ALTON — K9 officers are seen by their handlers as partners and family members. Police departments look to K9s as fellow officers and instruments on the street.
To veterinarian Steve Pope of Pope Animal Hospital, the working dogs in uniform are patients and clients. Pope decided to take extra precautions to protect his hardest-working clients by donating life-saving emergency kits to officers to aid injured K9s.
“These kits will provide almost everything the officer will need to buy time to get their K9s to an emergency clinic,” Pope said. “The kits have supplies for the K9 if they’re hit by a car, or even in gunshot and knife wound situations. Inside the kits are some minimal surgical equipment and medications that can help in trauma or even drug-related emergencies. I’m going over all of the items in the kit with the officers to explain when and how to use them.”
Just as with their human counterparts, the first minutes after an emergency are the most crucial in taking life-saving measures. Pope said he hopes that by donating the kits, he can give the officers the needed tools to give their K9s a fighting chance in the event of an emergency.
“These dogs are officers, too,” Pope said. “They are police officers just as their handlers are. You can ask the officers receiving these kits, they’ll tell you the same; the dogs are doing their jobs and doing their part for the community. If it’s two or three in the morning and something happens, they may not be able to get right into the office or if the dog is going into shock, they can help get the life-saving process going. That will really increase the chance of survival for the dogs.”
The Alton and Wood River police departments each sent two K9s and their handlers to receive Pope’s emergency kit.
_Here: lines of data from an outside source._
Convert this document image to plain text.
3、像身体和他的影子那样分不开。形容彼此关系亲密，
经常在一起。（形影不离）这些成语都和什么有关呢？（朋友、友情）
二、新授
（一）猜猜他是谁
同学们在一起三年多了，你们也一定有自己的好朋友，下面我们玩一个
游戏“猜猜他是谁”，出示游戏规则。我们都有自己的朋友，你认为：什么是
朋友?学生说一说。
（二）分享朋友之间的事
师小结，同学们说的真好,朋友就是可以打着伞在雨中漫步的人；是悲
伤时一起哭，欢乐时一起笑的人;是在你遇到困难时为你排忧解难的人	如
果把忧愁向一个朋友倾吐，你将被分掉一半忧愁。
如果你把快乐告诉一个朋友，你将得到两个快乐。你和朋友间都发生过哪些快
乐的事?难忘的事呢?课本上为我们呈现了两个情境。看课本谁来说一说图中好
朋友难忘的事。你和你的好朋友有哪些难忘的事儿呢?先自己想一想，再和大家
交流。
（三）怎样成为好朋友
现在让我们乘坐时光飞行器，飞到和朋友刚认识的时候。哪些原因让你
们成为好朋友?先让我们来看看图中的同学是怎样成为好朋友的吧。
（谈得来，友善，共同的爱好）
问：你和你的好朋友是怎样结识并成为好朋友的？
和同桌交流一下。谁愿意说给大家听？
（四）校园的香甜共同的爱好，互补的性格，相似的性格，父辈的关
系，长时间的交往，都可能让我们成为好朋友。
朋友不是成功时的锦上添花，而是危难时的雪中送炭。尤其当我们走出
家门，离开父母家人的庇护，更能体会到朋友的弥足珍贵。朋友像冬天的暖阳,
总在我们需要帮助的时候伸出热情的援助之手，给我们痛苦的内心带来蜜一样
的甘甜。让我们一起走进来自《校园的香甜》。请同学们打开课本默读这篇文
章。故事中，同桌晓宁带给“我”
Wood River sent officer Chris Alfaro with K9 Ordi and Michael Young with K9 Degen. Alton Officer Brian Brenner is the handler of K9 Kenzo and new K9 partners Mike Morelli and Jax are still attending the K9 academy for training.
“These kits are far more involved than we expected; they’re fantastic,” Brenner said. “We didn’t expect all of this when he (Dr. Pope) said he wanted to set us up with emergency kits for our dogs. We can’t thank him enough for putting these together. Everything is so organized, detailed and ready to go if we need them. In emergency situations all the way down to a bee sting, these kits could save our dog’s life. We really want to thank Dr. Pope for them.”